Roma – Riceviamo e pubblichiamo – Apprendo con stupore da una dichiarazione della consigliera Emanuela Mari riportata dalla stampa locale che la legge sui fondi per l’Etruria meridionale sarebbe stata voluta dal presidente Rocca. In realtà, come è noto, la legge 18/22 è stata presentata da me e dal consigliere Emiliano Minnucci e approvata dalla maggioranza di centrosinistra nella scorsa legislatura regionale. Se oggi è per gli anni a venire arriveranno fondi ai comuni dell’Etruria Meridionale è grazie a quella legge, non certo grazie al centrodestra.

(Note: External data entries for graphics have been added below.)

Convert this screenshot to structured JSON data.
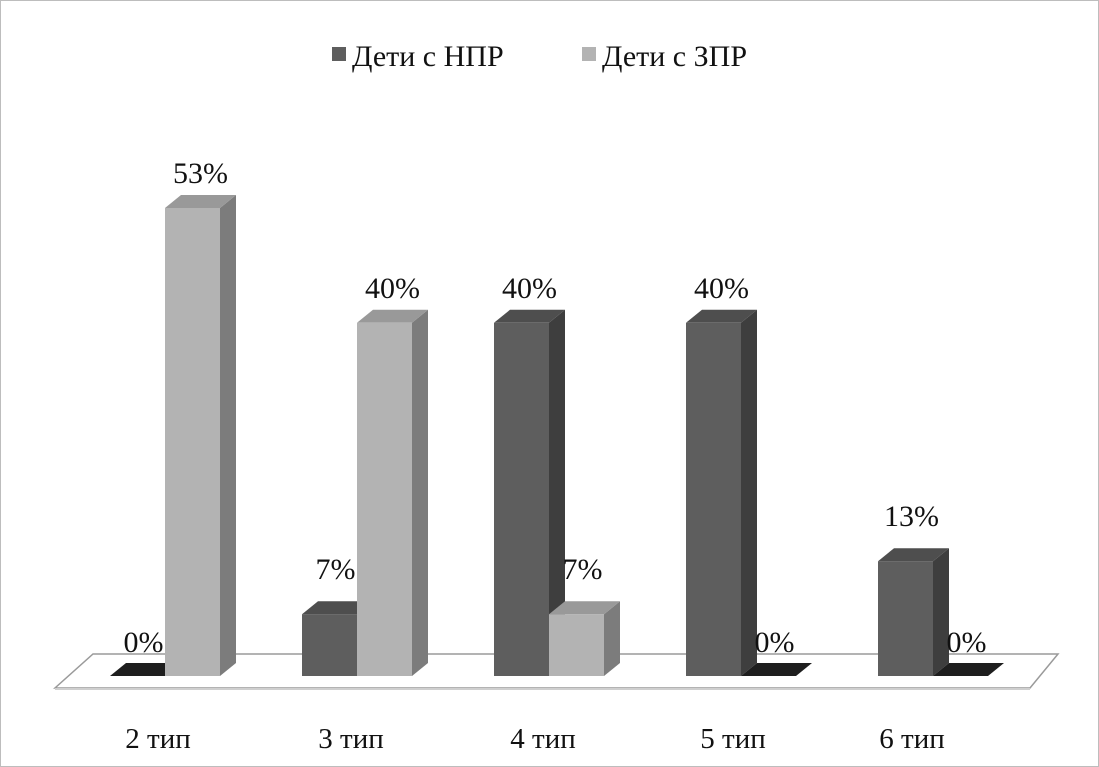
{
  "chart_data": {
    "type": "bar",
    "title": "",
    "xlabel": "",
    "ylabel": "",
    "ylim": [
      0,
      53
    ],
    "grid": false,
    "legend_placement": "top",
    "categories": [
      "2 тип",
      "3 тип",
      "4 тип",
      "5 тип",
      "6 тип"
    ],
    "series": [
      {
        "name": "Дети с НПР",
        "values": [
          0,
          7,
          40,
          40,
          13
        ],
        "labels": [
          "0%",
          "7%",
          "40%",
          "40%",
          "13%"
        ],
        "color": "#5e5e5e"
      },
      {
        "name": "Дети с ЗПР",
        "values": [
          53,
          40,
          7,
          0,
          0
        ],
        "labels": [
          "53%",
          "40%",
          "7%",
          "0%",
          "0%"
        ],
        "color": "#b3b3b3"
      }
    ]
  }
}
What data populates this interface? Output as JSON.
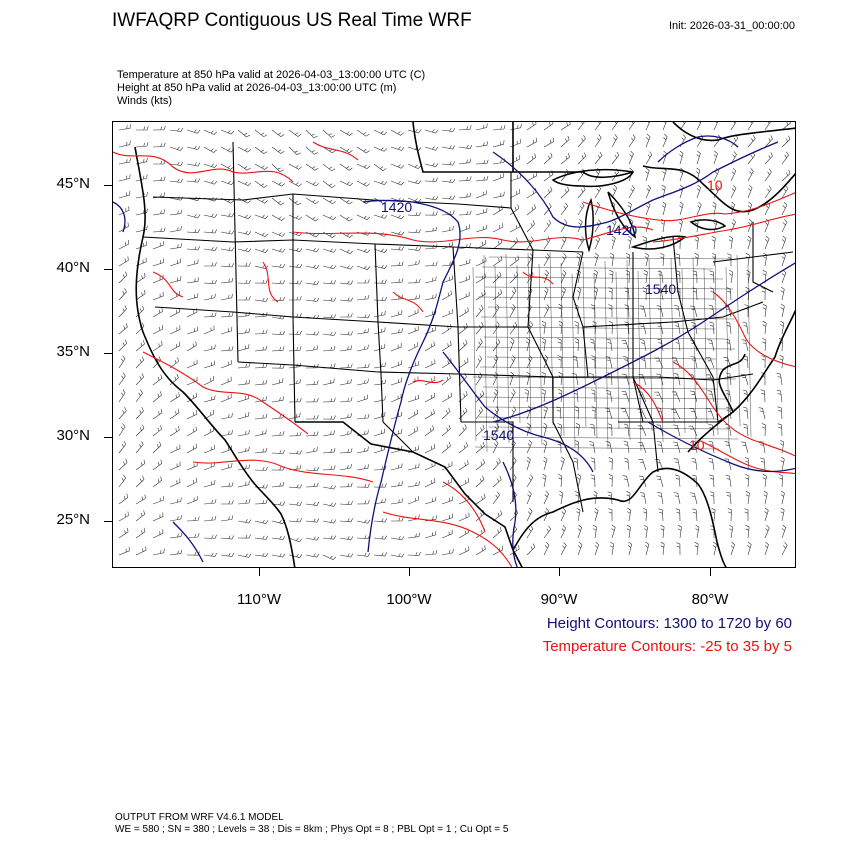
{
  "header": {
    "title": "IWFAQRP Contiguous US Real Time WRF",
    "init": "Init: 2026-03-31_00:00:00",
    "subtitles": [
      "Temperature at 850 hPa valid at 2026-04-03_13:00:00 UTC   (C)",
      "Height at 850 hPa valid at 2026-04-03_13:00:00 UTC   (m)",
      "Winds   (kts)"
    ]
  },
  "map": {
    "projection": "Lambert Conformal, Contiguous US",
    "lat_labels": [
      "45°N",
      "40°N",
      "35°N",
      "30°N",
      "25°N"
    ],
    "lon_labels": [
      "110°W",
      "100°W",
      "90°W",
      "80°W"
    ],
    "height_contour_labels": [
      "1420",
      "1420",
      "1540",
      "1540"
    ],
    "temperature_contour_labels": [
      "10",
      "10"
    ],
    "colors": {
      "height": "#10107a",
      "temperature": "#ee1111",
      "borders": "#000000",
      "winds": "#333333"
    }
  },
  "legend": {
    "height": "Height Contours: 1300 to 1720 by 60",
    "temperature": "Temperature Contours: -25 to 35 by 5"
  },
  "footer": {
    "line1": "OUTPUT FROM WRF V4.6.1 MODEL",
    "line2": "WE = 580 ; SN = 380 ; Levels = 38 ; Dis = 8km ; Phys Opt = 8 ; PBL Opt = 1 ; Cu Opt = 5"
  }
}
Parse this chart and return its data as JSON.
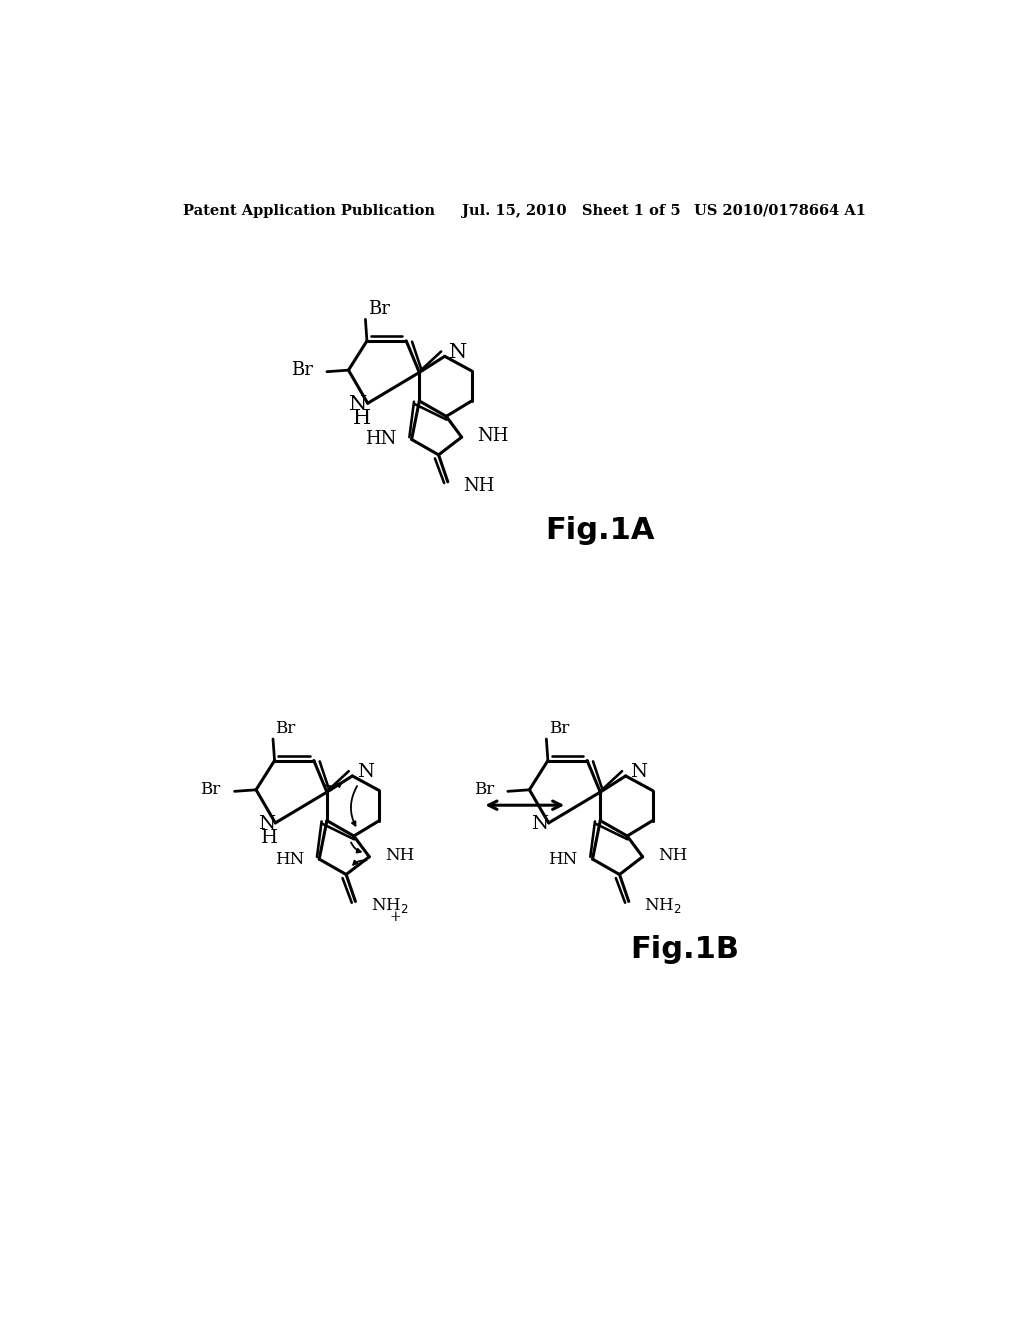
{
  "background_color": "#ffffff",
  "header_left": "Patent Application Publication",
  "header_center": "Jul. 15, 2010   Sheet 1 of 5",
  "header_right": "US 2010/0178664 A1",
  "header_fontsize": 10.5,
  "fig1A_label": "Fig.1A",
  "fig1B_label": "Fig.1B"
}
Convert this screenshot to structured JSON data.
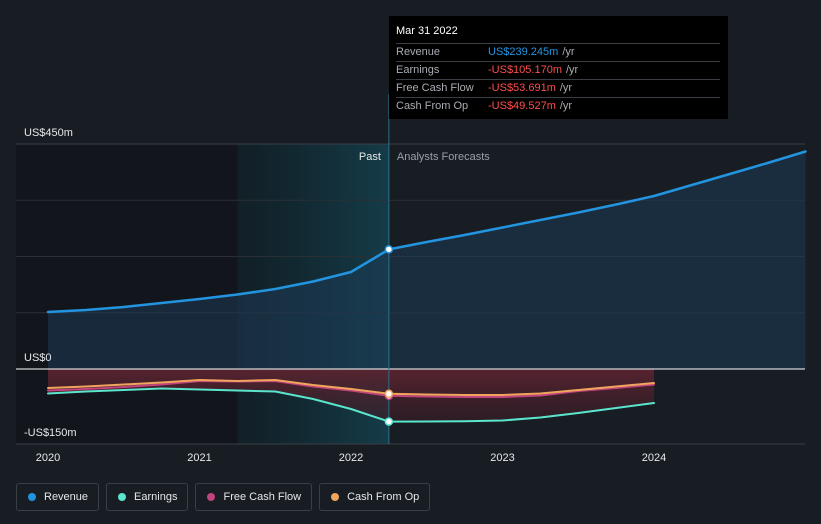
{
  "chart_data": {
    "type": "line",
    "y_axis": {
      "unit": "US$m",
      "ylim": [
        -150,
        450
      ],
      "tick_labels": [
        {
          "label": "US$450m",
          "value": 450
        },
        {
          "label": "US$0",
          "value": 0
        },
        {
          "label": "-US$150m",
          "value": -150
        }
      ]
    },
    "x_axis": {
      "tick_labels": [
        "2020",
        "2021",
        "2022",
        "2023",
        "2024"
      ],
      "tick_values": [
        2020,
        2021,
        2022,
        2023,
        2024
      ],
      "xlim": [
        2019.8,
        2025.0
      ]
    },
    "region_labels": {
      "past": "Past",
      "forecast": "Analysts Forecasts"
    },
    "divider_x": 2022.25,
    "shade_start_x": 2021.25,
    "series": [
      {
        "name": "Revenue",
        "color": "#2394df",
        "area": true,
        "points": [
          [
            2020.0,
            114
          ],
          [
            2020.25,
            118
          ],
          [
            2020.5,
            124
          ],
          [
            2020.75,
            132
          ],
          [
            2021.0,
            140
          ],
          [
            2021.25,
            149
          ],
          [
            2021.5,
            160
          ],
          [
            2021.75,
            175
          ],
          [
            2022.0,
            194
          ],
          [
            2022.25,
            239.245
          ],
          [
            2022.5,
            254
          ],
          [
            2022.75,
            268
          ],
          [
            2023.0,
            283
          ],
          [
            2023.25,
            298
          ],
          [
            2023.5,
            313
          ],
          [
            2023.75,
            329
          ],
          [
            2024.0,
            346
          ],
          [
            2024.25,
            368
          ],
          [
            2024.5,
            390
          ],
          [
            2024.75,
            412
          ],
          [
            2025.0,
            435
          ]
        ]
      },
      {
        "name": "Earnings",
        "color": "#5ae5cd",
        "points": [
          [
            2020.0,
            -49
          ],
          [
            2020.25,
            -45
          ],
          [
            2020.5,
            -42
          ],
          [
            2020.75,
            -39
          ],
          [
            2021.0,
            -41
          ],
          [
            2021.25,
            -43
          ],
          [
            2021.5,
            -45
          ],
          [
            2021.75,
            -60
          ],
          [
            2022.0,
            -80
          ],
          [
            2022.25,
            -105.17
          ],
          [
            2022.5,
            -105
          ],
          [
            2022.75,
            -104.5
          ],
          [
            2023.0,
            -103
          ],
          [
            2023.25,
            -97
          ],
          [
            2023.5,
            -88
          ],
          [
            2023.75,
            -78
          ],
          [
            2024.0,
            -68
          ]
        ]
      },
      {
        "name": "Free Cash Flow",
        "color": "#c0447d",
        "points": [
          [
            2020.0,
            -43
          ],
          [
            2020.25,
            -40
          ],
          [
            2020.5,
            -36
          ],
          [
            2020.75,
            -31
          ],
          [
            2021.0,
            -24
          ],
          [
            2021.25,
            -25
          ],
          [
            2021.5,
            -24
          ],
          [
            2021.75,
            -35
          ],
          [
            2022.0,
            -43
          ],
          [
            2022.25,
            -53.691
          ],
          [
            2022.5,
            -55
          ],
          [
            2022.75,
            -56
          ],
          [
            2023.0,
            -56
          ],
          [
            2023.25,
            -53
          ],
          [
            2023.5,
            -44
          ],
          [
            2023.75,
            -38
          ],
          [
            2024.0,
            -31
          ]
        ]
      },
      {
        "name": "Cash From Op",
        "color": "#f0a55c",
        "points": [
          [
            2020.0,
            -38
          ],
          [
            2020.25,
            -35
          ],
          [
            2020.5,
            -31
          ],
          [
            2020.75,
            -27
          ],
          [
            2021.0,
            -22
          ],
          [
            2021.25,
            -24
          ],
          [
            2021.5,
            -22
          ],
          [
            2021.75,
            -32
          ],
          [
            2022.0,
            -40
          ],
          [
            2022.25,
            -49.527
          ],
          [
            2022.5,
            -51
          ],
          [
            2022.75,
            -52
          ],
          [
            2023.0,
            -52
          ],
          [
            2023.25,
            -49
          ],
          [
            2023.5,
            -42
          ],
          [
            2023.75,
            -35
          ],
          [
            2024.0,
            -28
          ]
        ]
      }
    ],
    "grid": true,
    "legend_position": "bottom-left"
  },
  "tooltip": {
    "date": "Mar 31 2022",
    "rows": [
      {
        "name": "Revenue",
        "value": "US$239.245m",
        "unit": "/yr",
        "color": "#2394df"
      },
      {
        "name": "Earnings",
        "value": "-US$105.170m",
        "unit": "/yr",
        "color": "#ff4d4d"
      },
      {
        "name": "Free Cash Flow",
        "value": "-US$53.691m",
        "unit": "/yr",
        "color": "#ff4d4d"
      },
      {
        "name": "Cash From Op",
        "value": "-US$49.527m",
        "unit": "/yr",
        "color": "#ff4d4d"
      }
    ]
  },
  "legend": [
    {
      "label": "Revenue",
      "color": "#2394df"
    },
    {
      "label": "Earnings",
      "color": "#5ae5cd"
    },
    {
      "label": "Free Cash Flow",
      "color": "#c0447d"
    },
    {
      "label": "Cash From Op",
      "color": "#f0a55c"
    }
  ]
}
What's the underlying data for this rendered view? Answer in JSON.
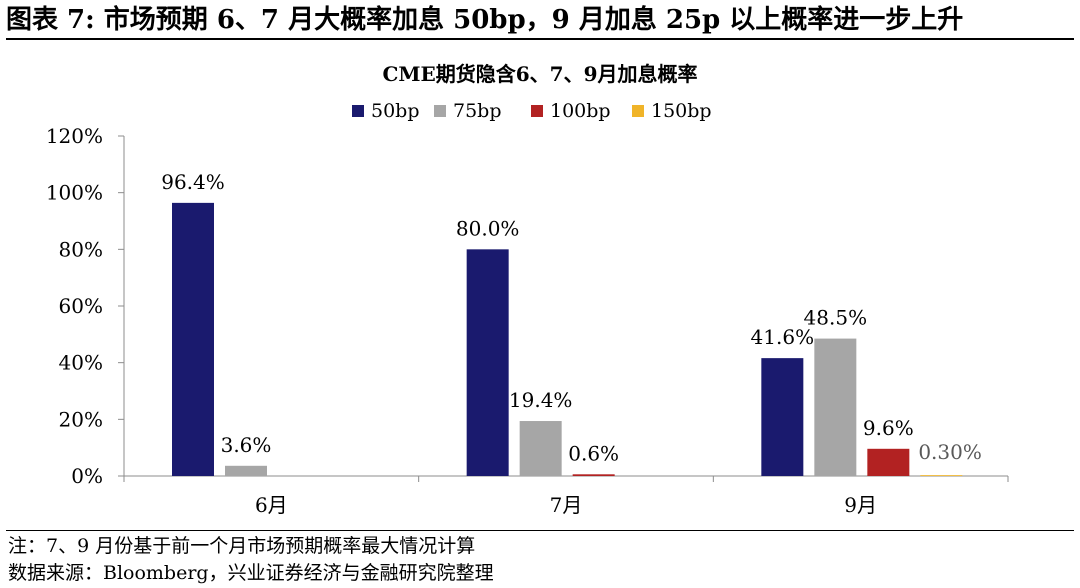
{
  "figure": {
    "title": "图表 7:  市场预期 6、7 月大概率加息 50bp，9 月加息 25p 以上概率进一步上升",
    "note": "注：7、9 月份基于前一个月市场预期概率最大情况计算",
    "source": "数据来源：Bloomberg，兴业证券经济与金融研究院整理"
  },
  "chart_data": {
    "type": "bar",
    "title": "CME期货隐含6、7、9月加息概率",
    "xlabel": "",
    "ylabel": "",
    "categories": [
      "6月",
      "7月",
      "9月"
    ],
    "ylim": [
      0,
      120
    ],
    "yticks": [
      "0%",
      "20%",
      "40%",
      "60%",
      "80%",
      "100%",
      "120%"
    ],
    "ytick_values": [
      0,
      20,
      40,
      60,
      80,
      100,
      120
    ],
    "legend_position": "top-center",
    "grid": false,
    "series": [
      {
        "name": "50bp",
        "color": "#1a1a6e",
        "values": [
          96.4,
          80.0,
          41.6
        ],
        "labels": [
          "96.4%",
          "80.0%",
          "41.6%"
        ]
      },
      {
        "name": "75bp",
        "color": "#a6a6a6",
        "values": [
          3.6,
          19.4,
          48.5
        ],
        "labels": [
          "3.6%",
          "19.4%",
          "48.5%"
        ]
      },
      {
        "name": "100bp",
        "color": "#b22222",
        "values": [
          0,
          0.6,
          9.6
        ],
        "labels": [
          "",
          "0.6%",
          "9.6%"
        ]
      },
      {
        "name": "150bp",
        "color": "#f0b429",
        "values": [
          0,
          0,
          0.3
        ],
        "labels": [
          "",
          "",
          "0.30%"
        ]
      }
    ]
  }
}
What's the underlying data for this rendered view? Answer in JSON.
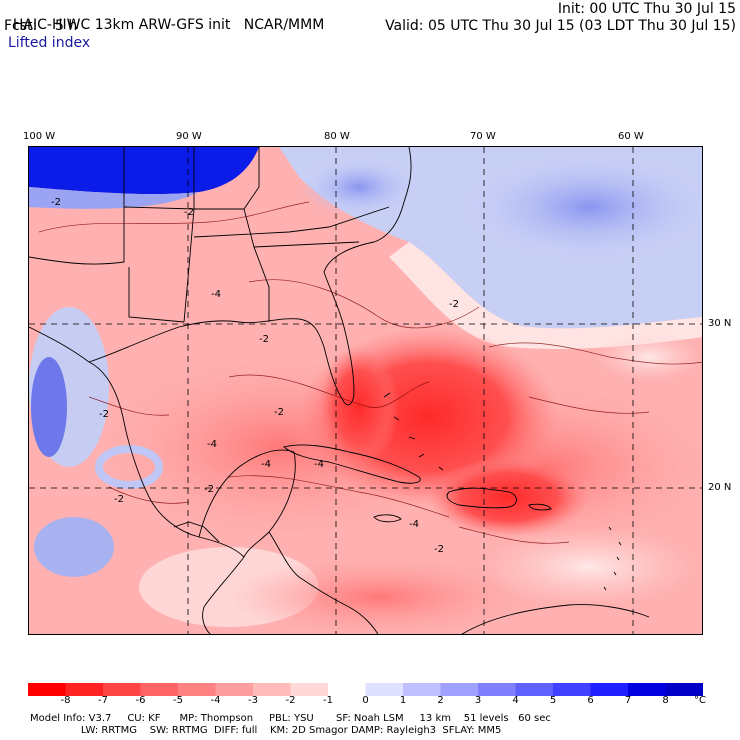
{
  "header": {
    "model": "HAIC-HIWC 13km ARW-GFS init",
    "org": "NCAR/MMM",
    "init": "Init: 00 UTC Thu 30 Jul 15",
    "fcst": "Fcst:    5 h",
    "valid": "Valid: 05 UTC Thu 30 Jul 15 (03 LDT Thu 30 Jul 15)",
    "field": "Lifted index"
  },
  "axes": {
    "lon_labels": [
      "100 W",
      "90 W",
      "80 W",
      "70 W",
      "60 W"
    ],
    "lat_labels": [
      "30 N",
      "20 N"
    ]
  },
  "contour_label": "-2",
  "contour_label_b": "-4",
  "colorbar": {
    "ticks": [
      "-8",
      "-7",
      "-6",
      "-5",
      "-4",
      "-3",
      "-2",
      "-1",
      "0",
      "1",
      "2",
      "3",
      "4",
      "5",
      "6",
      "7",
      "8"
    ],
    "unit": "°C",
    "colors": [
      "#ff0000",
      "#ff2222",
      "#ff4646",
      "#ff6464",
      "#ff8282",
      "#ff9e9e",
      "#ffbaba",
      "#ffd8d8",
      "#ffffff",
      "#e0e0ff",
      "#c0c0ff",
      "#a0a0ff",
      "#8080ff",
      "#6060ff",
      "#4040ff",
      "#2020ff",
      "#0000e0",
      "#0000c8"
    ]
  },
  "footer": {
    "line1": "Model Info: V3.7     CU: KF      MP: Thompson     PBL: YSU       SF: Noah LSM     13 km    51 levels   60 sec",
    "line2": "                LW: RRTMG    SW: RRTMG  DIFF: full    KM: 2D Smagor DAMP: Rayleigh3  SFLAY: MM5"
  }
}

Ma c’è di peggio. Il centrodestra ha stravolto quella legge che era basata sulla concertazione: infatti per i comuni ricompresi nei territori dell’Etruria meridionale ricadenti nella città metropolitana di Roma Capitale e nella provincia di Viterbo, prevedeva la realizzazione di un sistema integrato e partecipativo di sviluppo del territorio in grado di coniugare il patrimonio archeologico, storico, artistico, culturale e ambientale, cogliendo le opportunità di crescita economica e occupazionale.
Più precisamente, veniva stabilito che la giunta regionale approvasse il piano straordinario sulla base delle proposte formulate da un apposito comitato istituzionale composto dall’assessore regionale allo sviluppo economico e dai sindaci dei comuni. Tale impostazione consentiva di individuare una serie di interventi da realizzare di carattere omogeneo e collaborativo, in grado di definire anche dei progetti condivisi che partissero dai territori.
Le modifiche apportate dall’attuale maggioranza di centrodestra tramite la recente legge di variazione di bilancio, minando lo spirito del testo normativo sull’Etruria Meridionale, hanno di fatto eliminato il comitato istituzionale quale luogo deputato a individuare progetti omogenei da realizzare, prevedendo al contrario che sarà la giunta regionale a destinare ai Comuni le risorse, ripartite sulla base demografica e sulla estensione territoriale. Chiaramente ogni anno arriveranno soldi ai comuni, lo prevede la nostra legge.
Si tratta però di un criterio di ripartizione del tutto sbagliato e sicuramente poco ambizioso e per questo motivo ho presentato un emendamento alla “legge omnibus” per ripristinare l’originario spirito della legge, che non era certo quello di dare finanziamenti a pioggia.